Why I Sold All of My Apple Stock After 14 Years

Back in the day, I used to discuss investing and my portfolio here at OD…B. But the last 10 years have been uninteresting with an unrelenting bull market recovering from the disaster of the 2008 financial crisis up through the 2016-2018 “Trump Trade”. I believe that the run is coming to an end as the globalized economy splinters and Nationalism rises in the world.

Back in 2004, in the aftermath of the 2000 DotCom crash, I bought Apple stock. I had sworn never to invest in that failed company again, but with the success of the iPod with those white earbuds combined with the new iTunes Music Store, I bought into Steve Job’s vision of the Mac as a Digital Hub. In the end it was the iPhone that drove Apple valuation to it’s current stratospheric heights as the largest company by market cap.

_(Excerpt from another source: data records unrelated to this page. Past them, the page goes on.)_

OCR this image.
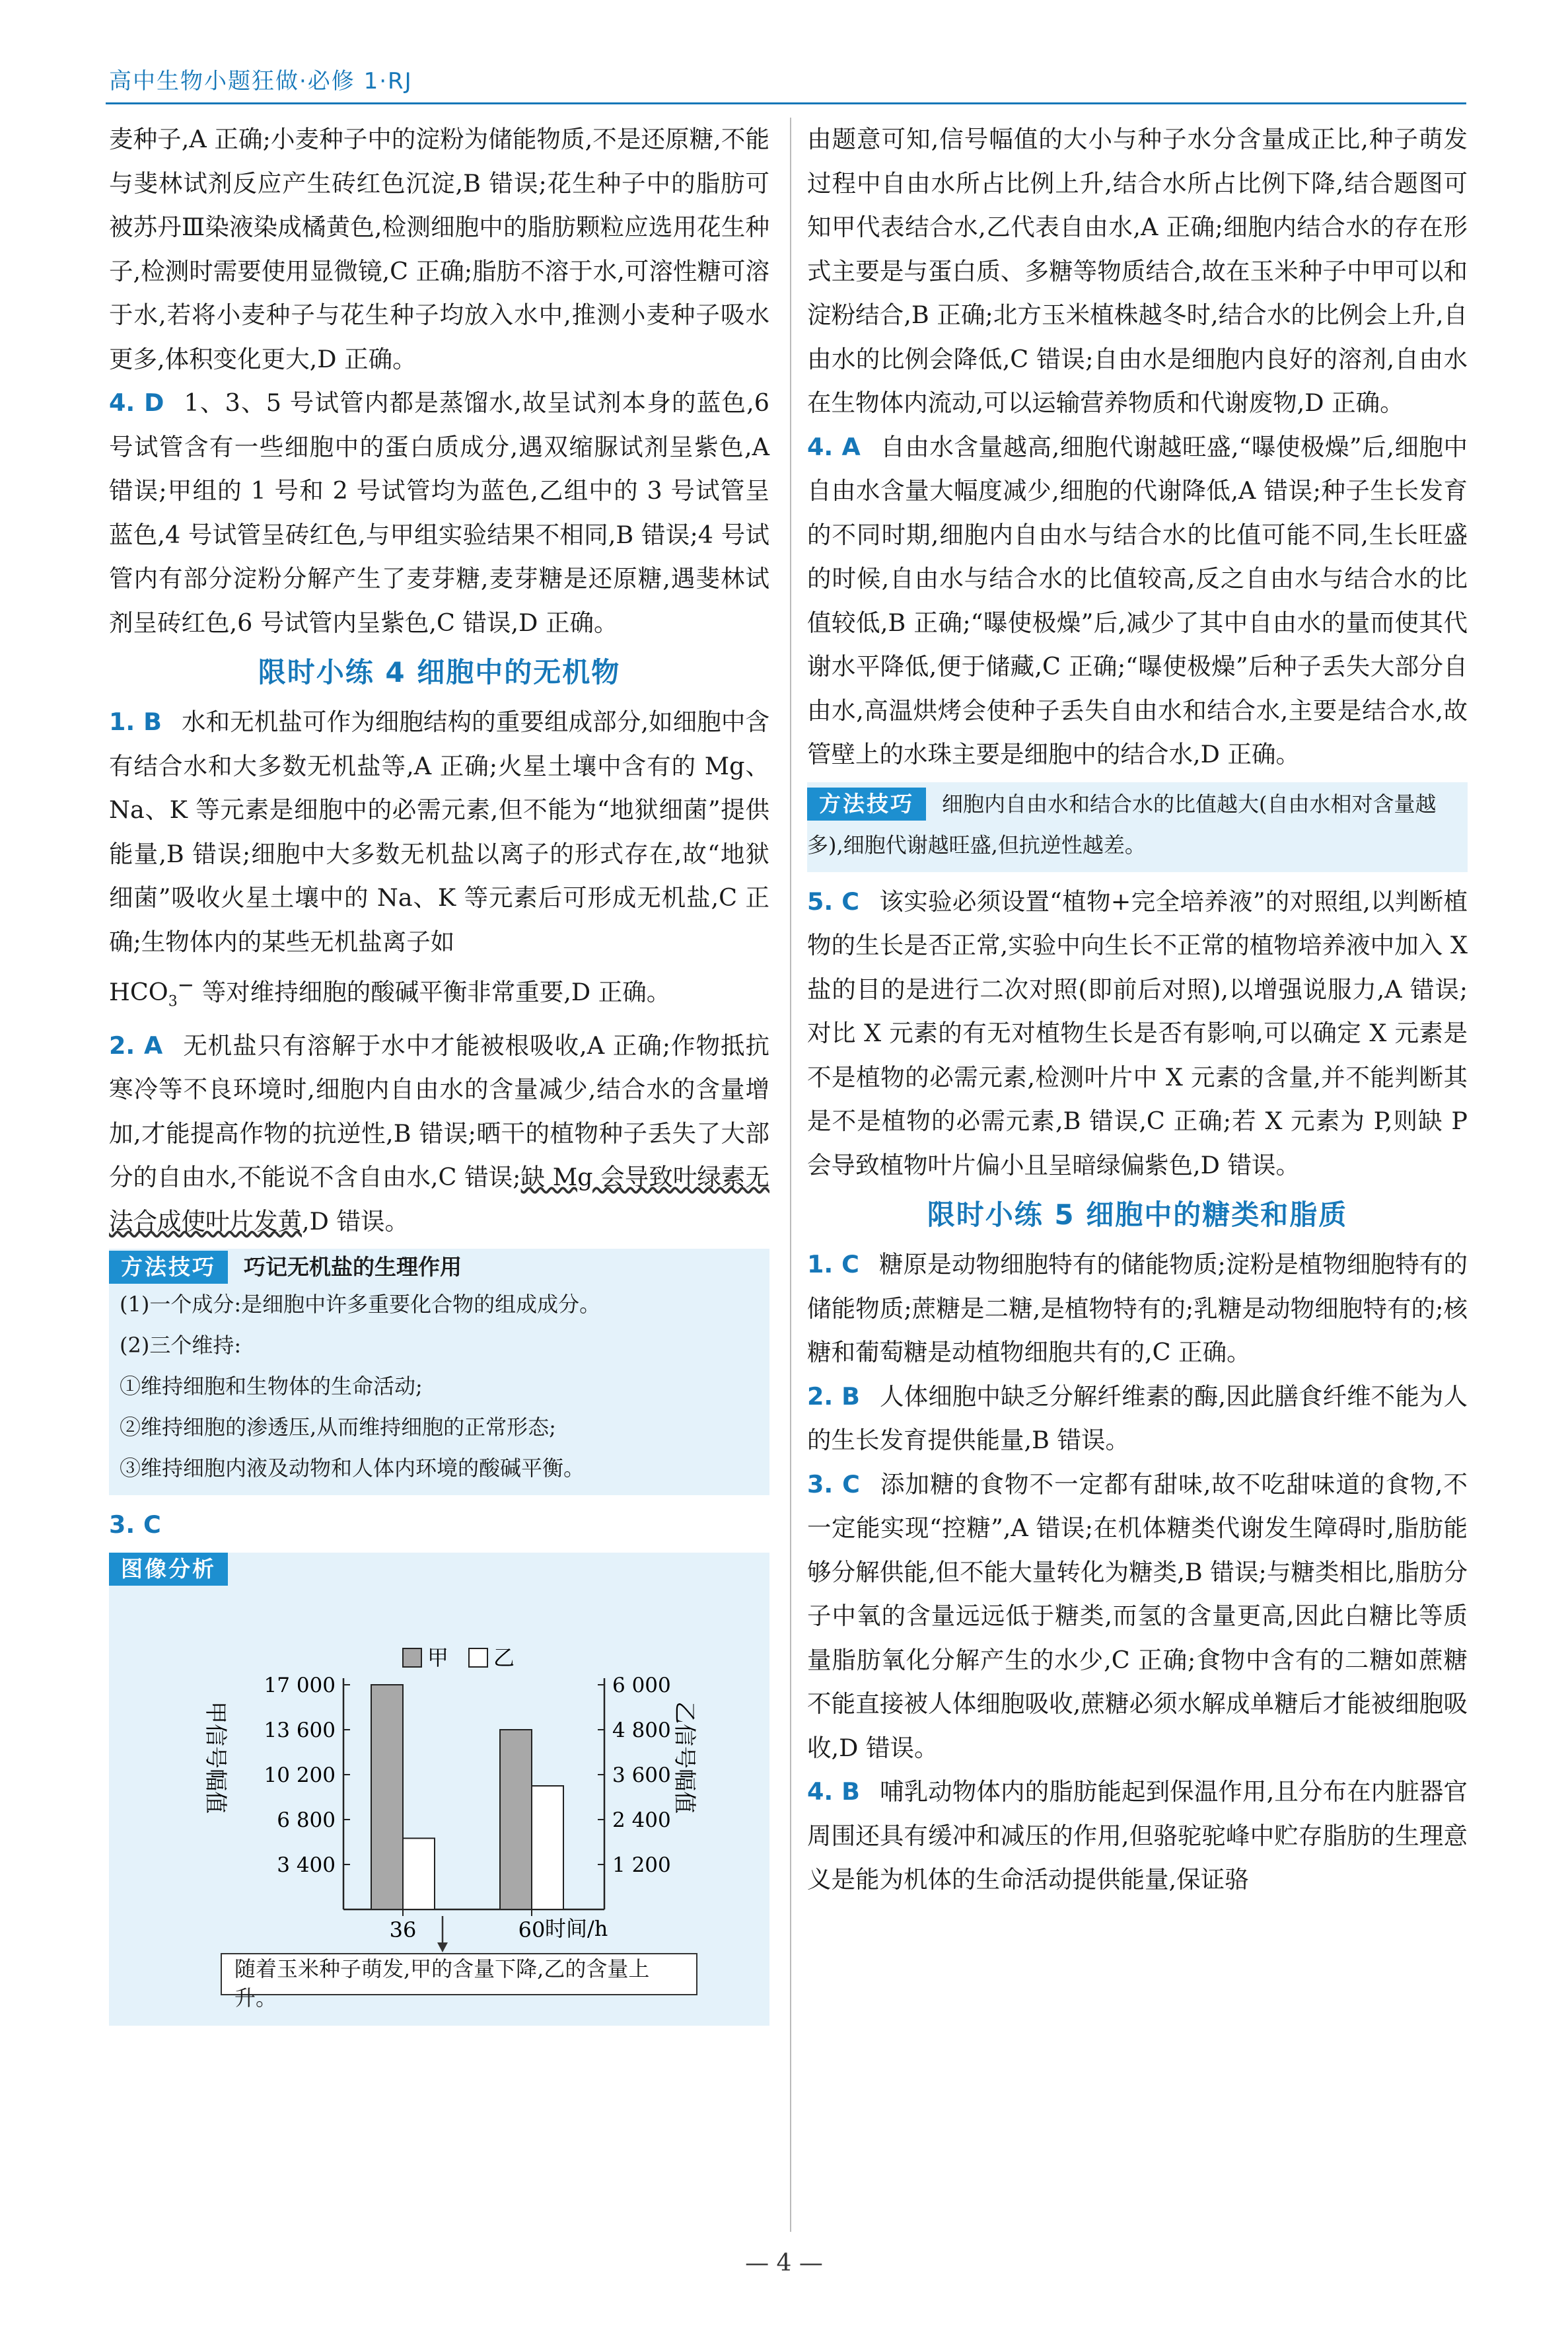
高中生物小题狂做·必修 1·RJ

麦种子,A 正确;小麦种子中的淀粉为储能物质,不是还原糖,不能与斐林试剂反应产生砖红色沉淀,B 错误;花生种子中的脂肪可被苏丹Ⅲ染液染成橘黄色,检测细胞中的脂肪颗粒应选用花生种子,检测时需要使用显微镜,C 正确;脂肪不溶于水,可溶性糖可溶于水,若将小麦种子与花生种子均放入水中,推测小麦种子吸水更多,体积变化更大,D 正确。

4. D 1、3、5 号试管内都是蒸馏水,故呈试剂本身的蓝色,6 号试管含有一些细胞中的蛋白质成分,遇双缩脲试剂呈紫色,A 错误;甲组的 1 号和 2 号试管均为蓝色,乙组中的 3 号试管呈蓝色,4 号试管呈砖红色,与甲组实验结果不相同,B 错误;4 号试管内有部分淀粉分解产生了麦芽糖,麦芽糖是还原糖,遇斐林试剂呈砖红色,6 号试管内呈紫色,C 错误,D 正确。

限时小练 4 细胞中的无机物

1. B 水和无机盐可作为细胞结构的重要组成部分,如细胞中含有结合水和大多数无机盐等,A 正确;火星土壤中含有的 Mg、Na、K 等元素是细胞中的必需元素,但不能为“地狱细菌”提供能量,B 错误;细胞中大多数无机盐以离子的形式存在,故“地狱细菌”吸收火星土壤中的 Na、K 等元素后可形成无机盐,C 正确;生物体内的某些无机盐离子如
$HCO_3^-$ 等对维持细胞的酸碱平衡非常重要,D 正确。

2. A 无机盐只有溶解于水中才能被根吸收,A 正确;作物抵抗寒冷等不良环境时,细胞内自由水的含量减少,结合水的含量增加,才能提高作物的抗逆性,B 错误;晒干的植物种子丢失了大部分的自由水,不能说不含自由水,C 错误;缺 Mg 会导致叶绿素无法合成使叶片发黄,D 错误。

方法技巧 巧记无机盐的生理作用
(1)一个成分:是细胞中许多重要化合物的组成成分。
(2)三个维持:
①维持细胞和生物体的生命活动;
②维持细胞的渗透压,从而维持细胞的正常形态;
③维持细胞内液及动物和人体内环境的酸碱平衡。

3. C

图像分析
3 400
6 800
10 200
13 600
17 000
1 200
2 400
3 600
4 800
6 000
36	60
甲 乙
甲信号幅值	乙信号幅值
时间/h
随着玉米种子萌发,甲的含量下降,乙的含量上升。

由题意可知,信号幅值的大小与种子水分含量成正比,种子萌发过程中自由水所占比例上升,结合水所占比例下降,结合题图可知甲代表结合水,乙代表自由水,A 正确;细胞内结合水的存在形式主要是与蛋白质、多糖等物质结合,故在玉米种子中甲可以和淀粉结合,B 正确;北方玉米植株越冬时,结合水的比例会上升,自由水的比例会降低,C 错误;自由水是细胞内良好的溶剂,自由水在生物体内流动,可以运输营养物质和代谢废物,D 正确。

4. A 自由水含量越高,细胞代谢越旺盛,“曝使极燥”后,细胞中自由水含量大幅度减少,细胞的代谢降低,A 错误;种子生长发育的不同时期,细胞内自由水与结合水的比值可能不同,生长旺盛的时候,自由水与结合水的比值较高,反之自由水与结合水的比值较低,B 正确;“曝使极燥”后,减少了其中自由水的量而使其代谢水平降低,便于储藏,C 正确;“曝使极燥”后种子丢失大部分自由水,高温烘烤会使种子丢失自由水和结合水,主要是结合水,故管壁上的水珠主要是细胞中的结合水,D 正确。

方法技巧 细胞内自由水和结合水的比值越大(自由水相对含量越多),细胞代谢越旺盛,但抗逆性越差。

5. C 该实验必须设置“植物+完全培养液”的对照组,以判断植物的生长是否正常,实验中向生长不正常的植物培养液中加入 X 盐的目的是进行二次对照(即前后对照),以增强说服力,A 错误;对比 X 元素的有无对植物生长是否有影响,可以确定 X 元素是不是植物的必需元素,检测叶片中 X 元素的含量,并不能判断其是不是植物的必需元素,B 错误,C 正确;若 X 元素为 P,则缺 P 会导致植物叶片偏小且呈暗绿偏紫色,D 错误。

限时小练 5 细胞中的糖类和脂质

1. C 糖原是动物细胞特有的储能物质;淀粉是植物细胞特有的储能物质;蔗糖是二糖,是植物特有的;乳糖是动物细胞特有的;核糖和葡萄糖是动植物细胞共有的,C 正确。

2. B 人体细胞中缺乏分解纤维素的酶,因此膳食纤维不能为人的生长发育提供能量,B 错误。

3. C 添加糖的食物不一定都有甜味,故不吃甜味道的食物,不一定能实现“控糖”,A 错误;在机体糖类代谢发生障碍时,脂肪能够分解供能,但不能大量转化为糖类,B 错误;与糖类相比,脂肪分子中氧的含量远远低于糖类,而氢的含量更高,因此白糖比等质量脂肪氧化分解产生的水少,C 正确;食物中含有的二糖如蔗糖不能直接被人体细胞吸收,蔗糖必须水解成单糖后才能被细胞吸收,D 错误。

4. B 哺乳动物体内的脂肪能起到保温作用,且分布在内脏器官周围还具有缓冲和减压的作用,但骆驼驼峰中贮存脂肪的生理意义是能为机体的生命活动提供能量,保证骆

— 4 —
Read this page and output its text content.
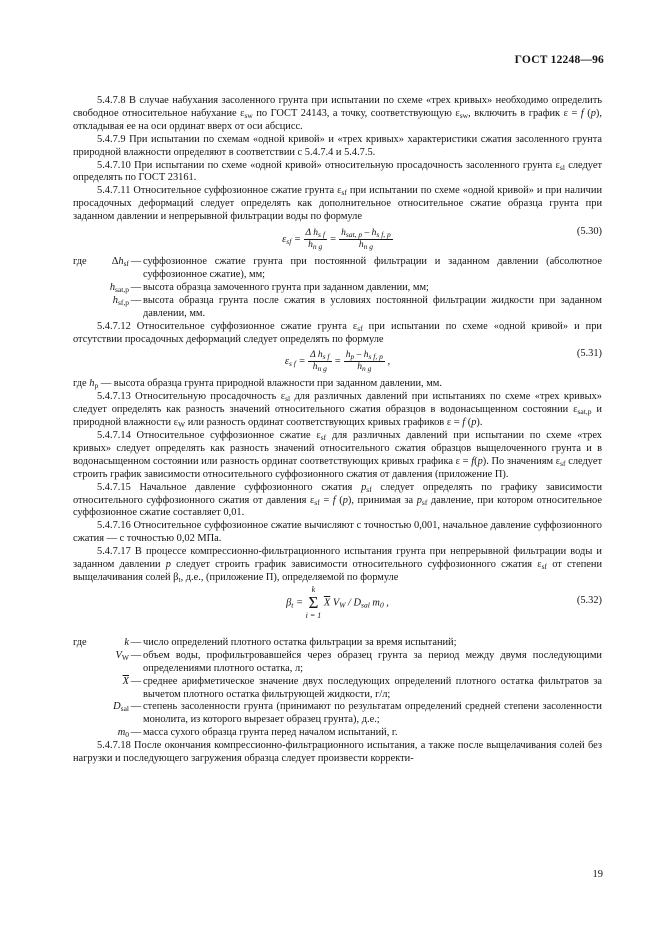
ГОСТ 12248—96

5.4.7.8 В случае набухания засоленного грунта при испытании по схеме «трех кривых» необходимо определить свободное относительное набухание $\varepsilon_{sw}$ по ГОСТ 24143, а точку, соответствующую $\varepsilon_{sw}$, включить в график ε = f (p), откладывая ее на оси ординат вверх от оси абсцисс.

5.4.7.9 При испытании по схемам «одной кривой» и «трех кривых» характеристики сжатия засоленного грунта природной влажности определяют в соответствии с 5.4.7.4 и 5.4.7.5.

5.4.7.10 При испытании по схеме «одной кривой» относительную просадочность засоленного грунта $\varepsilon_{sl}$ следует определять по ГОСТ 23161.

5.4.7.11 Относительное суффозионное сжатие грунта $\varepsilon_{sf}$ при испытании по схеме «одной кривой» и при наличии просадочных деформаций следует определять как дополнительное относительное сжатие образца грунта при заданном давлении и непрерывной фильтрации воды по формуле

$\varepsilon_{sf} = \frac{\Delta h_{s f}}{h_{n g}} = \frac{h_{sat, p} - h_{s f, p}}{h_{n g}}$	(5.30)
где $\Delta h_{sf}$ — суффозионное сжатие грунта при постоянной фильтрации и заданном давлении (абсолютное суффозионное сжатие), мм;
$h_{sat,p}$ — высота образца замоченного грунта при заданном давлении, мм;
$h_{sf,p}$ — высота образца грунта после сжатия в условиях постоянной фильтрации жидкости при заданном давлении, мм.

5.4.7.12 Относительное суффозионное сжатие грунта $\varepsilon_{sf}$ при испытании по схеме «одной кривой» и при отсутствии просадочных деформаций следует определять по формуле

$\varepsilon_{s f} = \frac{\Delta h_{s f}}{h_{n g}} = \frac{h_p - h_{s f, p}}{h_{n g}}$ ,
(5.31)

где $h_p$ — высота образца грунта природной влажности при заданном давлении, мм.

5.4.7.13 Относительную просадочность $\varepsilon_{sl}$ для различных давлений при испытаниях по схеме «трех кривых» следует определять как разность значений относительного сжатия образцов в водонасыщенном состоянии $\varepsilon_{sat,p}$ и природной влажности $\varepsilon_W$ или разность ординат соответствующих кривых графиков ε = f (p).

5.4.7.14 Относительное суффозионное сжатие $\varepsilon_{sf}$ для различных давлений при испытании по схеме «трех кривых» следует определять как разность значений относительного сжатия образцов выщелоченного грунта и в водонасыщенном состоянии или разность ординат соответствующих кривых графика ε = f(p). По значениям $\varepsilon_{sf}$ следует строить график зависимости относительного суффозионного сжатия от давления (приложение П).

5.4.7.15 Начальное давление суффозионного сжатия $p_{sf}$ следует определять по графику зависимости относительного суффозионного сжатия от давления $\varepsilon_{sf} = f$ (p), принимая за $p_{sf}$ давление, при котором относительное суффозионное сжатие составляет 0,01.

5.4.7.16 Относительное суффозионное сжатие вычисляют с точностью 0,001, начальное давление суффозионного сжатия — с точностью 0,02 МПа.

5.4.7.17 В процессе компрессионно-фильтрационного испытания грунта при непрерывной фильтрации воды и заданном давлении p следует строить график зависимости относительного суффозионного сжатия $\varepsilon_{sf}$ от степени выщелачивания солей $\beta_t$, д.е., (приложение П), определяемой по формуле

$\beta_t$ =
k
Σ
i = 1
$\overline{X}$ $V_W / D_{sal}$ $m_0$ ,	(5.32)
где	k — число определений плотного остатка фильтрации за время испытаний;
$V_W$ — объем воды, профильтровавшейся через образец грунта за период между двумя последующими определениями плотного остатка, л;
$\overline{X}$ — среднее арифметическое значение двух последующих определений плотного остатка фильтратов за вычетом плотного остатка фильтрующей жидкости, г/л;
$D_{sal}$ — степень засоленности грунта (принимают по результатам определений средней степени засоленности монолита, из которого вырезает образец грунта), д.е.;
$m_0$ — масса сухого образца грунта перед началом испытаний, г.

5.4.7.18 После окончания компрессионно-фильтрационного испытания, а также после выщелачивания солей без нагрузки и последующего загружения образца следует произвести корректи-

19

Over the last few years, I began valuing Apple as a typical blue chip, based on its dividend payments. Apple became a huge company that was going to be judged on growing earnings and paying out a portion of the profits to investors. Apple’s been paying a dividend for about 5 years now. Initially yielding 2.5%. It’s been in a general range of 2 to 1.5%, but reached as low as 1.2% a few months ago as the market peaked. I looked at that and took it as a clue that the stock was overvalued.

Now this is combination with the original investment thesis I had in Apple, as the center of the home computing ecosystem. And the iPhone/iPad/Mac combo has done just that for me over the years. That iPhone camera connected to social media has killed both the camera industry and professional photography. The Apple Watch has decimated the mid price quartz watch market. But at this point, I don’t see the growth driver. I think the iPhone X is a nice iteration, but I see lots of older phones out there and a sentiment that some of this technology is just unnecessary. There’s a reaction against social media and connectedness.

And Apple has not introduced a new category killer since the Watch. The AirPods are a nice accessory and I seem them everywhere now. The HomePod and AppleTV haven’t gained real dominance because the streaming services and cable companies can’t be displaced by hardware.

Worse, Apples strategy of pushing prices up is now seeing consumer resistance. And if economic times turn tougher, it will be a completely untenable strategy. For years we’ve had stable prices for electronics with gradual improvement that made upgrading worth it from time to time.

So, I believe Apple’s stock price will fall back to where the dividend yield supports the value, back to yielding in the the 2 to 2.5% range. Then I’ll be a buyer as long as the company remains strong and the product lineup attractive.